Today, PBS provides home-grown content based on Eastern philosophy and wisdom traditions that are common in our multiracial culture.

Our principle of human governance underpins everything from our teaching curriculum to our operations management. It’s not easy to elaborate on what we mean by this. We believe in emphasizing ethical conduct through teaching frameworks that recognize humans as spiritual beings with souls. We want to shift the prevailing business perspective from humans are resources for the economy to humans are trustees of resources.

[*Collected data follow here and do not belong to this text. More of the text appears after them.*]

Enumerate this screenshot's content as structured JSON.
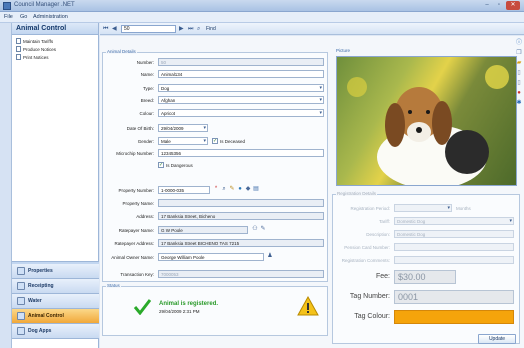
{
  "window": {
    "title": "Council Manager .NET"
  },
  "menu": {
    "file": "File",
    "go": "Go",
    "admin": "Administration"
  },
  "sidebar": {
    "title": "Animal Control",
    "items": [
      {
        "label": "Maintain Tariffs"
      },
      {
        "label": "Produce Notices"
      },
      {
        "label": "Print Notices"
      }
    ],
    "nav": [
      {
        "label": "Properties"
      },
      {
        "label": "Receipting"
      },
      {
        "label": "Water"
      },
      {
        "label": "Animal Control"
      },
      {
        "label": "Dog Apps"
      }
    ]
  },
  "toolbar": {
    "record": "50",
    "find": "Find"
  },
  "animal": {
    "caption": "Animal Details",
    "number_label": "Number:",
    "number": "50",
    "name_label": "Name:",
    "name": "Animal134",
    "type_label": "Type:",
    "type": "Dog",
    "breed_label": "Breed:",
    "breed": "Afghan",
    "colour_label": "Colour:",
    "colour": "Apricot",
    "dob_label": "Date Of Birth:",
    "dob": "29/04/2009",
    "gender_label": "Gender:",
    "gender": "Male",
    "deceased_label": "Is Deceased",
    "microchip_label": "Microchip Number:",
    "microchip": "12345356",
    "dangerous_label": "Is Dangerous"
  },
  "property": {
    "number_label": "Property Number:",
    "number": "1-0000-035",
    "name_label": "Property Name:",
    "name": "",
    "address_label": "Address:",
    "address": "17 Banksia Street, Bicheno",
    "payer_label": "Ratepayer Name:",
    "payer": "G W Poole",
    "payer_addr_label": "Ratepayer Address:",
    "payer_addr": "17 Banksia Street BICHENO  TAS  7215",
    "owner_label": "Animal Owner Name:",
    "owner": "George William Poole",
    "txn_label": "Transaction Key:",
    "txn": "7000053"
  },
  "status": {
    "caption": "Status",
    "message": "Animal is registered.",
    "date": "29/04/2009 2:31 PM"
  },
  "picture": {
    "caption": "Picture"
  },
  "registration": {
    "caption": "Registration Details",
    "period_label": "Registration Period:",
    "months": "Months",
    "tariff_label": "Tariff:",
    "tariff": "Domestic Dog",
    "desc_label": "Description:",
    "desc": "Domestic Dog",
    "pension_label": "Pension Card Number:",
    "comments_label": "Registration Comments:",
    "fee_label": "Fee:",
    "fee": "$30.00",
    "tag_label": "Tag Number:",
    "tag": "0001",
    "tagcolour_label": "Tag Colour:",
    "tag_colour_hex": "#f5a40b"
  },
  "buttons": {
    "update": "Update"
  }
}
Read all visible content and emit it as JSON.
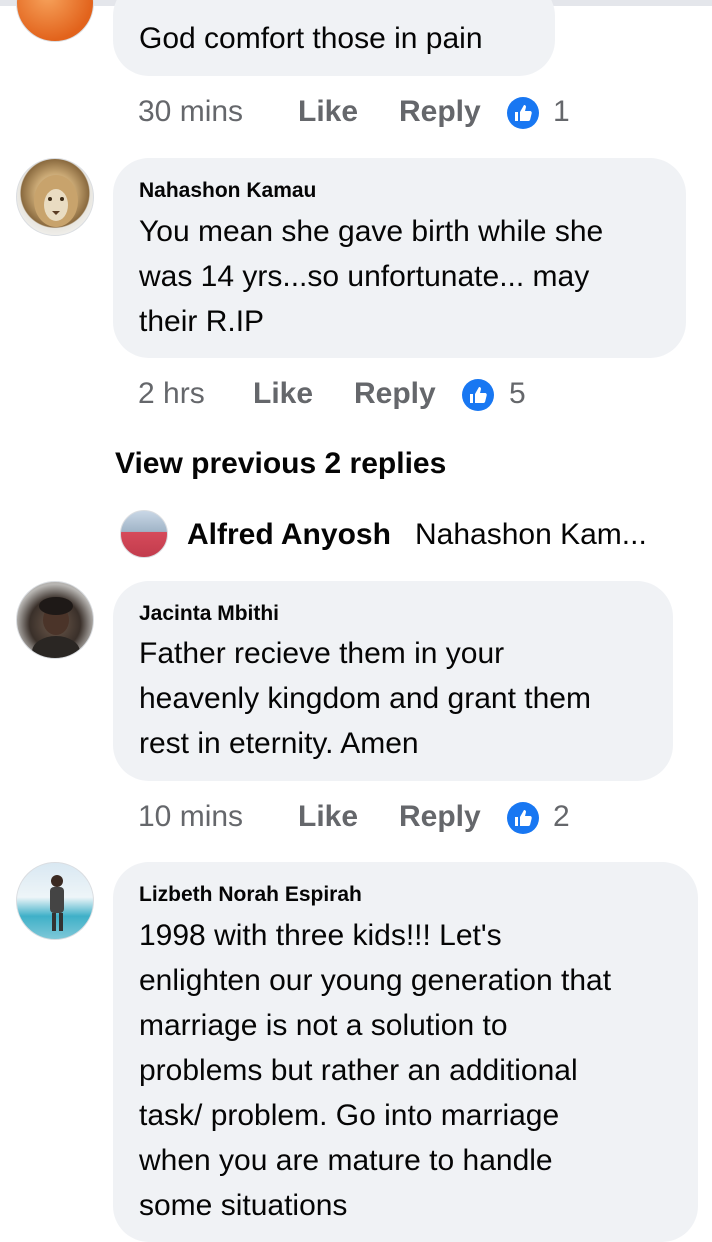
{
  "comments": [
    {
      "text": "God comfort those in pain",
      "time": "30 mins",
      "like_label": "Like",
      "reply_label": "Reply",
      "reaction_count": "1"
    },
    {
      "author": "Nahashon Kamau",
      "text_lines": [
        "You mean she gave birth while she",
        "was 14 yrs...so unfortunate... may",
        "their R.IP"
      ],
      "time": "2 hrs",
      "like_label": "Like",
      "reply_label": "Reply",
      "reaction_count": "5"
    },
    {
      "author": "Jacinta Mbithi",
      "text_lines": [
        "Father recieve them in your",
        "heavenly kingdom and grant them",
        "rest in eternity. Amen"
      ],
      "time": "10 mins",
      "like_label": "Like",
      "reply_label": "Reply",
      "reaction_count": "2"
    },
    {
      "author": "Lizbeth Norah Espirah",
      "text_lines": [
        "1998 with three kids!!! Let's",
        "enlighten our young generation that",
        "marriage is not a solution to",
        "problems but rather an additional",
        "task/ problem. Go into marriage",
        "when you are mature to handle",
        "some situations"
      ]
    }
  ],
  "replies": {
    "view_previous_label": "View previous 2 replies",
    "preview_author": "Alfred Anyosh",
    "preview_text": "Nahashon Kam..."
  },
  "colors": {
    "bubble": "#f0f2f5",
    "meta_text": "#65676b",
    "like_blue": "#1877f2"
  },
  "icons": {
    "reaction": "like-thumb-icon"
  }
}
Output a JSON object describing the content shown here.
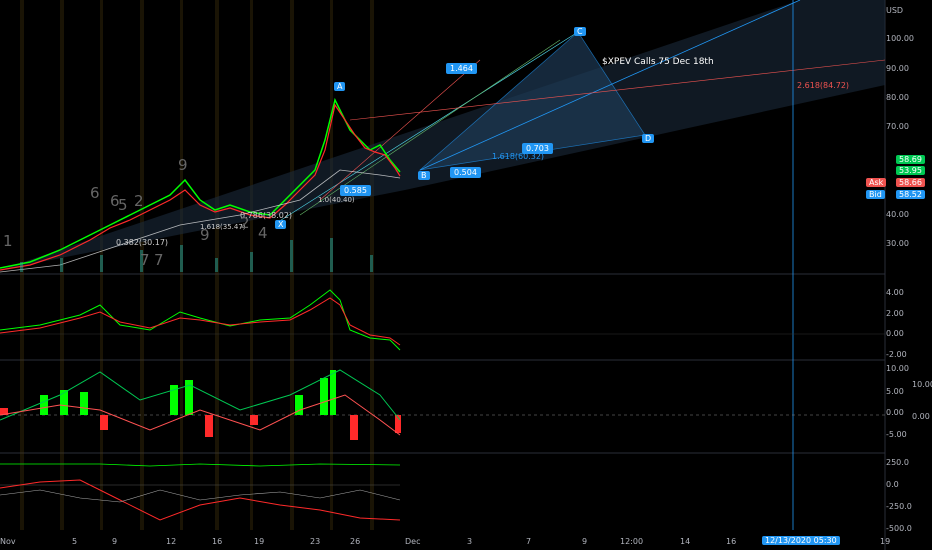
{
  "currency": "USD",
  "annotation": "$XPEV Calls 75 Dec 18th",
  "price_axis": {
    "main": [
      "100.00",
      "90.00",
      "80.00",
      "70.00",
      "40.00",
      "30.00"
    ],
    "osc1": [
      "4.00",
      "2.00",
      "0.00",
      "-2.00"
    ],
    "osc2": [
      "10.00",
      "5.00",
      "0.00",
      "-5.00"
    ],
    "osc2_right": [
      "10.00",
      "0.00"
    ],
    "osc3": [
      "250.0",
      "0.0",
      "-250.0",
      "-500.0"
    ]
  },
  "price_tags": {
    "last": "58.69",
    "second": "53.95",
    "ask_label": "Ask",
    "ask": "58.66",
    "bid_label": "Bid",
    "bid": "58.52"
  },
  "x_axis": [
    "Nov",
    "5",
    "9",
    "12",
    "16",
    "19",
    "23",
    "26",
    "Dec",
    "3",
    "7",
    "9",
    "12:00",
    "14",
    "16",
    "19"
  ],
  "cursor_date": "12/13/2020  05:30",
  "waves": {
    "A": "A",
    "B": "B",
    "C": "C",
    "D": "D",
    "X": "X"
  },
  "ratios": {
    "r1": "1.464",
    "r2": "0.703",
    "r3": "0.504",
    "r4": "0.585"
  },
  "fib_labels": {
    "ext": "2.618(84.72)",
    "mid": "1.618(60.32)",
    "low": "0.382(30.17)",
    "low2": "0.786(38.02)",
    "low3": "1.0(40.40)",
    "low4": "1.618(35.47)"
  },
  "elliott_counts": [
    "1",
    "6",
    "6",
    "5",
    "2",
    "9",
    "9",
    "2",
    "4",
    "7",
    "7"
  ],
  "colors": {
    "up": "#26a69a",
    "bright_up": "#00ff00",
    "down": "#ff2a2a",
    "blue": "#2196f3",
    "grid": "#1e222d"
  }
}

Most important, we raise questions about how we now do things, how we model our behavior, and how we teach. As we have interacted with more established universities, we’ve learned that these questions often have not been raised before—but they strike a chord with those who will listen.

We have been able to participate on AACSB’s Committee for Issues in Management Education and the 2020 Committee, groups that seriously debate the future of business and business education. We like to think that—as we raise our voices in venues ranging from conferences in Singapore to board meetings in Florida—we are helping shape the way business leaders are nurtured and taught. We see ourselves as being on a journey, riding on the shoulders of giants, as we set out to correct many wrongs that have plagued business for decades. We are a little school, but we want to make big strides into a brighter future for business.
Arfah Salleh is Dean and Suleyman Tan Eng Tong is Chief Operating and Finance Officer at Putra Business School in Serdang, Malaysia.